Standard Deviation & Z-Score — Paste Numbers → mean/σ/z
Data & Options
Tip: After calculating, use x→z and z→x for one-off conversions.
Results
Formulas & Notes
Mean: \( \bar{x} = \dfrac{1}{N}\sum_{i=1}^{N} x_i \)
Population variance: \( \sigma^2 = \dfrac{1}{N}\sum (x_i - \bar{x})^2 \), Standard deviation: \( \sigma = \sqrt{\sigma^2} \)
Sample variance: \( s^2 = \dfrac{1}{N-1}\sum (x_i - \bar{x})^2 \), Standard deviation: \( s = \sqrt{s^2} \)
Z-score (using chosen σ): \( z = \dfrac{x - \bar{x}}{\sigma} \)
If σ = 0 (all values equal), z-scores are undefined. We’ll flag that gently instead of shouting 😌.
What Are Standard Deviation and Z-Scores?

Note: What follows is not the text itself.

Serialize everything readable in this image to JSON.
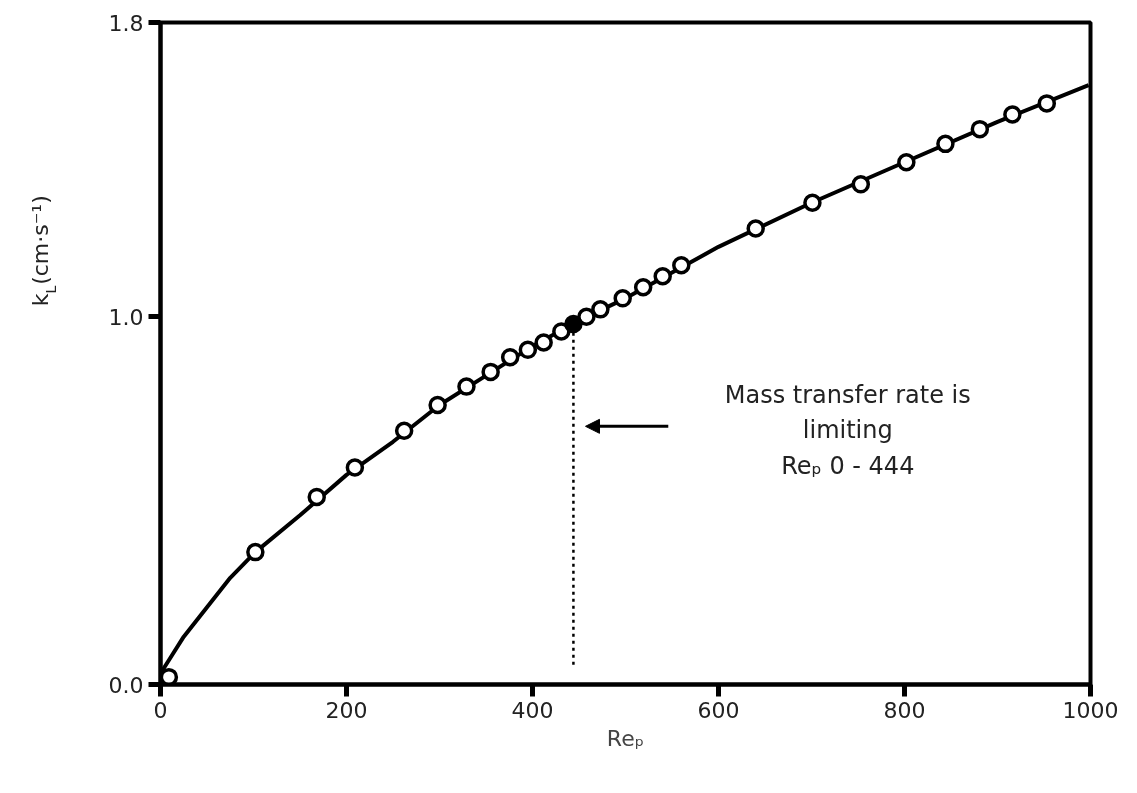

Standard deviation measures how spread out your data are around the mean. A small standard deviation (σ) means most values sit close to the average; a large σ means the data are more dispersed.
- Population variance: \( \sigma^2 = \dfrac{1}{N}\sum_{i=1}^{N}(x_i-\bar{x})^2 \), standard deviation: \( \sigma=\sqrt{\sigma^2} \)

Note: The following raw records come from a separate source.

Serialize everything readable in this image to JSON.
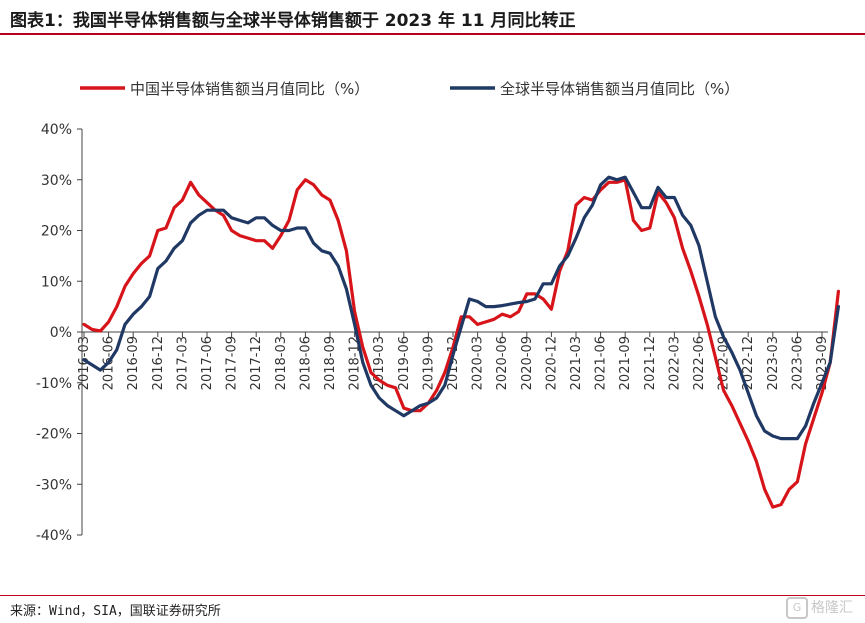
{
  "header": {
    "title": "图表1：我国半导体销售额与全球半导体销售额于 2023 年 11 月同比转正"
  },
  "footer": {
    "source": "来源：Wind，SIA，国联证券研究所",
    "watermark": "格隆汇"
  },
  "colors": {
    "china_series": "#d7141a",
    "global_series": "#1f3864",
    "rule": "#b5001e"
  },
  "chart_data": {
    "type": "line",
    "title": "",
    "xlabel": "",
    "ylabel": "",
    "ylim": [
      -40,
      40
    ],
    "yticks": [
      -40,
      -30,
      -20,
      -10,
      0,
      10,
      20,
      30,
      40
    ],
    "ytick_labels": [
      "-40%",
      "-30%",
      "-20%",
      "-10%",
      "0%",
      "10%",
      "20%",
      "30%",
      "40%"
    ],
    "xtick_labels": [
      "2016-03",
      "2016-06",
      "2016-09",
      "2016-12",
      "2017-03",
      "2017-06",
      "2017-09",
      "2017-12",
      "2018-03",
      "2018-06",
      "2018-09",
      "2018-12",
      "2019-03",
      "2019-06",
      "2019-09",
      "2019-12",
      "2020-03",
      "2020-06",
      "2020-09",
      "2020-12",
      "2021-03",
      "2021-06",
      "2021-09",
      "2021-12",
      "2022-03",
      "2022-06",
      "2022-09",
      "2022-12",
      "2023-03",
      "2023-06",
      "2023-09"
    ],
    "grid": false,
    "legend_position": "top",
    "x_start": "2016-03",
    "series": [
      {
        "name": "中国半导体销售额当月值同比（%）",
        "color": "#d7141a",
        "values": [
          1.5,
          0.5,
          0.2,
          2.0,
          5.0,
          9.0,
          11.5,
          13.5,
          15.0,
          20.0,
          20.5,
          24.5,
          26.0,
          29.5,
          27.0,
          25.5,
          24.0,
          23.0,
          20.0,
          19.0,
          18.5,
          18.0,
          18.0,
          16.5,
          19.0,
          22.0,
          28.0,
          30.0,
          29.0,
          27.0,
          26.0,
          22.0,
          16.0,
          4.0,
          -3.0,
          -8.0,
          -9.5,
          -10.5,
          -11.0,
          -15.0,
          -15.5,
          -15.5,
          -14.0,
          -11.5,
          -8.0,
          -3.0,
          3.0,
          3.0,
          1.5,
          2.0,
          2.5,
          3.5,
          3.0,
          4.0,
          7.5,
          7.5,
          6.5,
          4.5,
          12.0,
          16.0,
          25.0,
          26.5,
          26.0,
          28.0,
          29.5,
          29.5,
          30.0,
          22.0,
          20.0,
          20.5,
          27.5,
          25.5,
          22.5,
          16.5,
          12.0,
          7.0,
          1.5,
          -5.0,
          -11.5,
          -14.5,
          -18.0,
          -21.5,
          -25.5,
          -31.0,
          -34.5,
          -34.0,
          -31.0,
          -29.5,
          -22.0,
          -17.0,
          -12.0,
          -6.0,
          8.0
        ]
      },
      {
        "name": "全球半导体销售额当月值同比（%）",
        "color": "#1f3864",
        "values": [
          -5.5,
          -6.5,
          -7.5,
          -6.0,
          -3.5,
          1.5,
          3.5,
          5.0,
          7.0,
          12.5,
          14.0,
          16.5,
          18.0,
          21.5,
          23.0,
          24.0,
          24.0,
          24.0,
          22.5,
          22.0,
          21.5,
          22.5,
          22.5,
          21.0,
          20.0,
          20.0,
          20.5,
          20.5,
          17.5,
          16.0,
          15.5,
          13.0,
          8.5,
          1.5,
          -6.0,
          -10.5,
          -13.0,
          -14.5,
          -15.5,
          -16.5,
          -15.5,
          -14.5,
          -14.0,
          -13.0,
          -10.5,
          -4.5,
          1.0,
          6.5,
          6.0,
          5.0,
          5.0,
          5.2,
          5.5,
          5.8,
          6.0,
          6.5,
          9.5,
          9.5,
          13.0,
          15.0,
          18.5,
          22.5,
          25.0,
          29.0,
          30.5,
          30.0,
          30.5,
          27.5,
          24.5,
          24.5,
          28.5,
          26.5,
          26.5,
          23.0,
          21.0,
          17.0,
          10.0,
          3.0,
          -1.0,
          -4.0,
          -7.5,
          -12.0,
          -16.5,
          -19.5,
          -20.5,
          -21.0,
          -21.0,
          -21.0,
          -18.5,
          -14.0,
          -10.0,
          -6.0,
          5.0
        ]
      }
    ]
  }
}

- Sample variance: \( s^2 = \dfrac{1}{N-1}\sum_{i=1}^{N}(x_i-\bar{x})^2 \), standard deviation: \( s=\sqrt{s^2} \)
What Does a Z-Score Mean?
A z-score tells you how many standard deviations a value sits above or below the mean: \( z = \dfrac{x-\bar{x}}{\sigma} \). In normally distributed data, the 68–95–99.7 rule applies.
Quick Example
If \( \bar{x}=70 \) and \( \sigma=4 \), then for \( x=76 \), \( z=(76-70)/4=1.5 \) — about the 93rd percentile under a normal model.
When to Use Population vs Sample
- Population σ (divide by N): whole group.

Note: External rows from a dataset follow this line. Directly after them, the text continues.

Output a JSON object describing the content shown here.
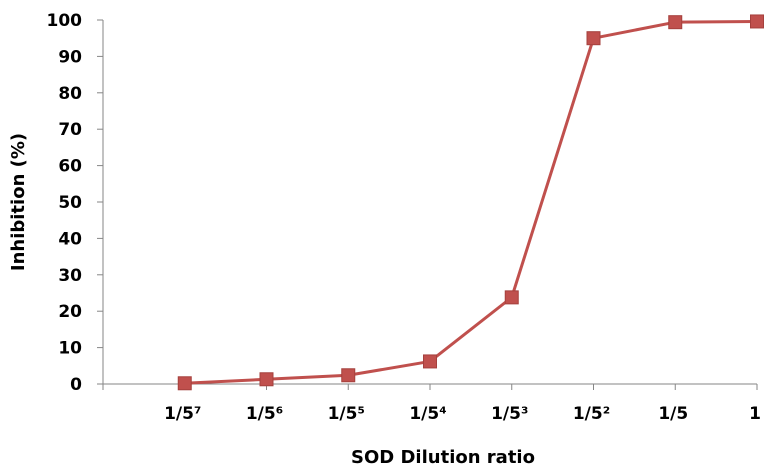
{
  "chart_data": {
    "type": "line",
    "categories": [
      "",
      "1/5⁷",
      "1/5⁶",
      "1/5⁵",
      "1/5⁴",
      "1/5³",
      "1/5²",
      "1/5",
      "1"
    ],
    "series": [
      {
        "values": [
          null,
          0.2,
          1.3,
          2.4,
          6.2,
          23.8,
          95.0,
          99.4,
          99.6
        ]
      }
    ],
    "title": "",
    "xlabel": "SOD  Dilution ratio",
    "ylabel": "Inhibition (%)",
    "ylim": [
      0,
      100
    ],
    "yticks": [
      "0",
      "10",
      "20",
      "30",
      "40",
      "50",
      "60",
      "70",
      "80",
      "90",
      "100"
    ],
    "grid": false,
    "legend": "none",
    "series_color": "#C0504D",
    "axis_color": "#868686"
  }
}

- Sample s (divide by N−1): subset used to estimate a population.
Common Pitfalls (and How This Tool Helps)
- Mixed separators: commas, spaces, tabs, new lines — supported. Scientific notation too.
- All values equal: if σ = 0, z-scores are undefined (we’ll explain why).
- Rounding: change decimal places for cleaner reporting.
- Outliers: large |z| suggests anomalies.
From Z to Percentiles
Map z-scores to percentiles with the normal CDF (e.g., z=0 → 50th, ±1 → 84th/16th, ±2 → 97.5th/2.5th).